I might want to read an article about a language that is fast in principle due to its specification. But the question that actually matters to me is: do actual implementations of a language's specification exist, that I can use, that are fast? The answer is yes for JS.
Whatever flaws JS clearly has, speed is not one of them. All the widely used implementations of the language are fast compared to similar languages.
I'm unsure why you think it matters that this speed came about due to hundreds of thousands of hours of work spent on optimizing various compiles and interpreters. I never see anyone saying "Boy SQL sure is fast, but only because so many intelligent people spent their careers making it fast, so it doesn't count."
Remember, this little argument started because someone described JavaScript as slow. That claim is incredibly disingenuous. No, JavaScript's speed isn't directly linked to the language spec but...who cares?
"It's a huge community, there're bound to be lots of camps and lots of people trying to crack the same nut different ways. What's wrong with competition? I personally think it's a fantastic community, and find others lacking by comparison."

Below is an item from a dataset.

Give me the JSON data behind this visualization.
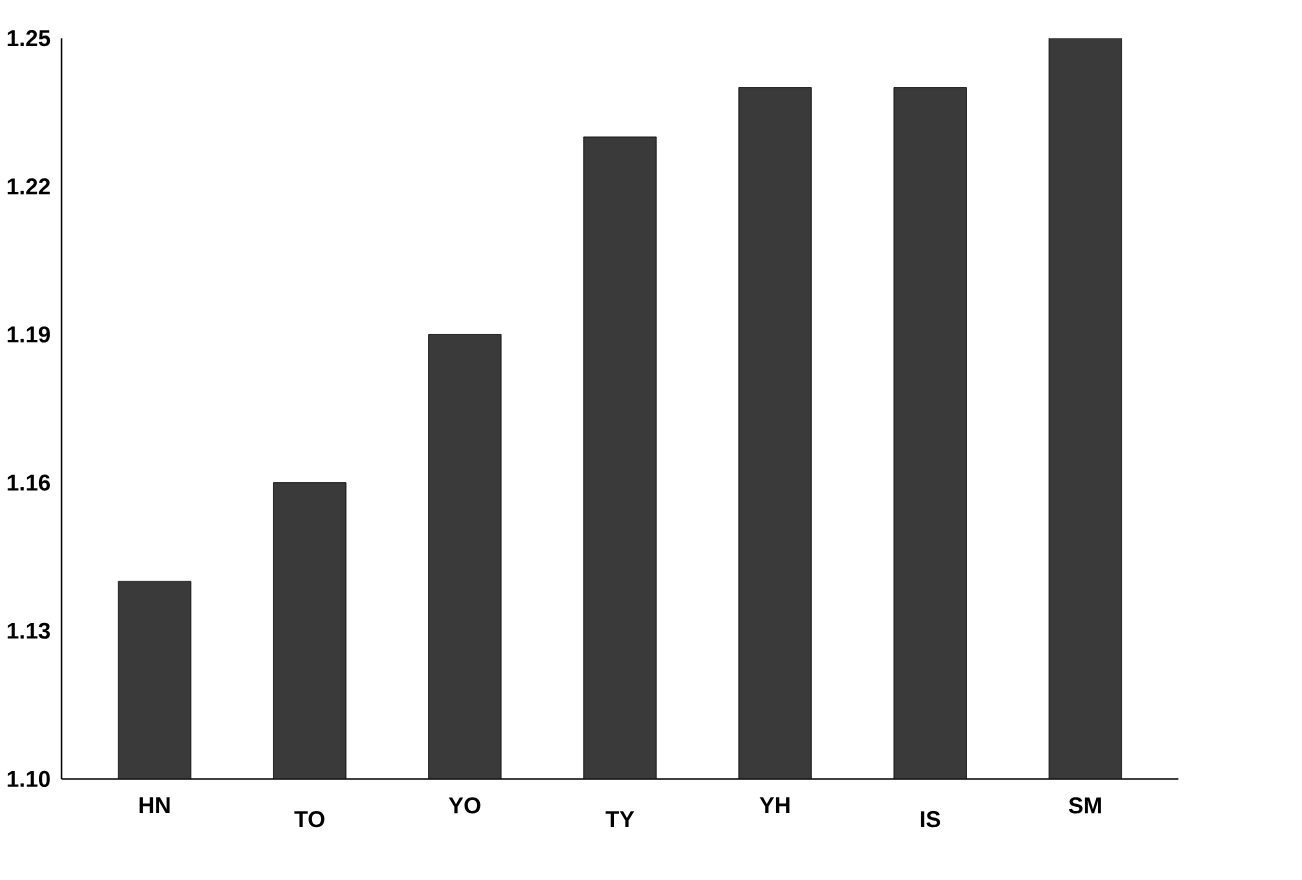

One reason was to establish a good standard for all people that you can run your code everywhere without effort.
Our history showed many times is better to create a standard instead of many non-standards because that creates unnecessary complexity on our world. Look at the pipeline concept of unix. More and more companies steal this concept to build real time web applications without having so much state (that is concept is pretty old). Our ancestors created all of the wonderful things like tree, pipes, functional and etc. We are just sometimes too stupid to reuse it.
But it's worse than just being a dynamic language. The biggest problem is the implicit type conversions. If it would at least throw runtime errors when there is a type mismatch, instead of silently converting to another type, it would help a lot.
There is no way to "fix" Javascript without breaking compatibility. It will always suffer from its poor initial design decisions, or it will stop actually being Javascript.